Stuttgart könnte der letzte traditionelle Katholikentag gewesen sein. Aufwand und Ergebnis der großteils steuerfinanzierten Veranstaltung standen in keinem Verhältnis zueinander.
Mit einem Aufruf zum Ende des Ukraine-Krieges von Bundespräsident Steinmeier ist am Mittwochabend der 102. Deutsche Katholikentag in Stuttgart eröffnet worden.

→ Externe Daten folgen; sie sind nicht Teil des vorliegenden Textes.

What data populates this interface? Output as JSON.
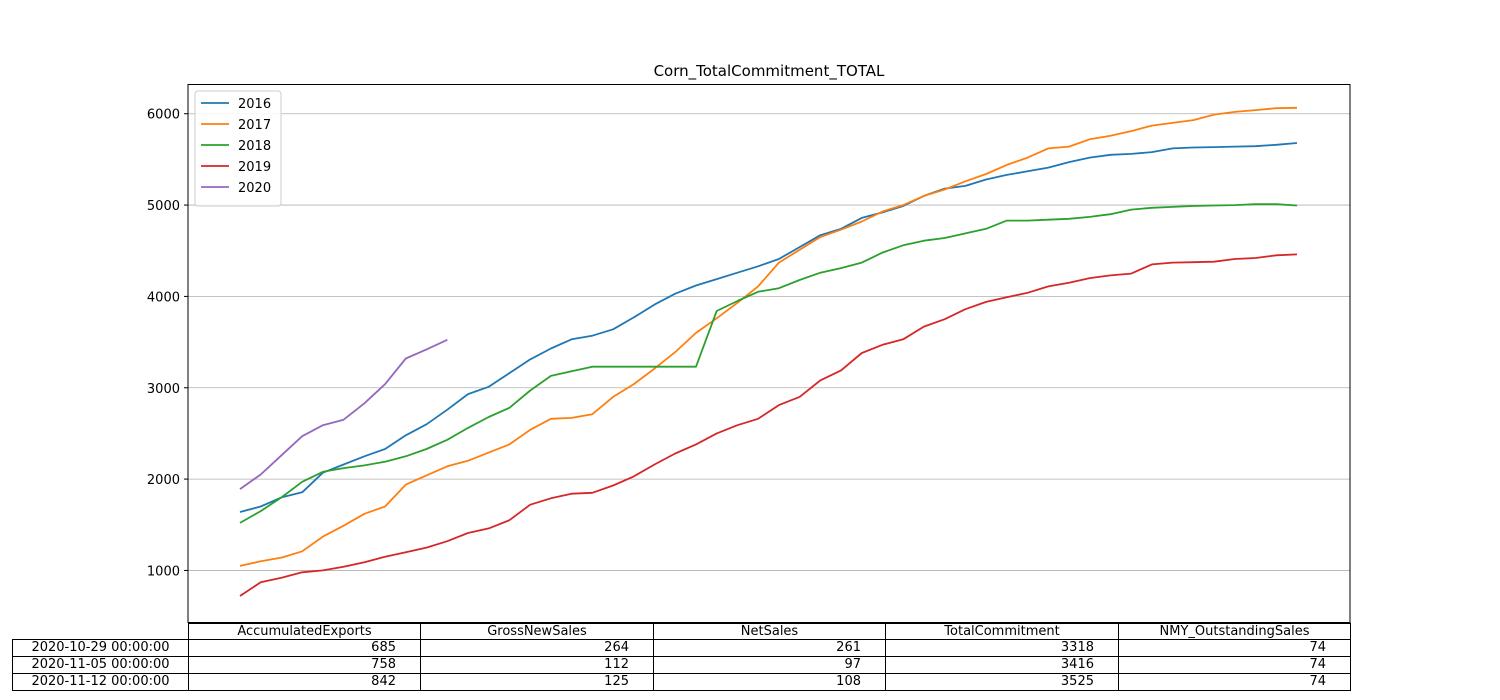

Der Hauptredner des Abend, Frank-Walter Steinmeier, stellte seinen Beitrag ganz ins Zeichen des Krieges. Er forderte den russischen Präsidenten Wladimir Putin auf, die Souveränität der Ukraine zu respektieren und seine Truppen zurückzuziehen: „Herr Putin, beenden Sie das Leid und die Zerstörung der Ukraine“, sagte Steinmeier. Der russische Präsident solle nicht das „direkte und ernsthafte Gespräch“ mit dem ukrainischen Präsidenten Wolodymyr Selenskyj verweigern, so seine Mahnung: „Das Sterben in der Ukraine muss ein Ende haben.“
Am Ende verteilte der Bundespräsident der katholischen Kirche eine Rüge. Der Missbrauchsskandal und dessen „schleppende Aufklärung haben viel Vertrauen beschädigt und zerstört“. Gleichwohl wolle er „all jene ermutigen, die sich tatkräftig für die Erneuerung der katholischen Kirche in Deutschland einsetzen“. Nicht nur er schaue mit „Neugier und Erwartung auf die Arbeit des Synodalen Wegs“.
Wem die katholische Kirche so gefällt, wie sie nun einmal ist, den trifft man auch nicht bei einem Katholikentag. Wer das Programm des Stuttgarter Katholikentags durchblättert, wird feststellen, dass viele konservative Vertreter der katholischen Kirche in Stuttgart schlicht fehlen. Es wird auf mehr als 1500 Veranstaltungen über Krieg und Frieden in der Ukraine, den Missbrauchsskandal oder die Lage der Entwicklungsländer debattiert.
Irme Stetter-Karp, Präsidentin des Zentralrat der Deutschen Katholiken (ZdK), hat sich zum Beginn des Katholikentages in Stuttgart zu Wort gemeldet. Nicht dazu, wie die Kirchenbänke sonntags wieder besser gefüllt werden können. Und schon gar nicht mit Jesus Christus. Frau Stetter-Karp hat gefordert, die Bundesregierung müsse die Entwicklung der Verteidigungsausgaben mit denen der Entwicklungshilfe koppeln.
Zur Diskussionsrunde „Wer braucht noch die Kirche?“: Ein Ausdruck von dem, wenn immer von „meiner Kirche“ gesprochen wird und nicht von der Kirche Jesu.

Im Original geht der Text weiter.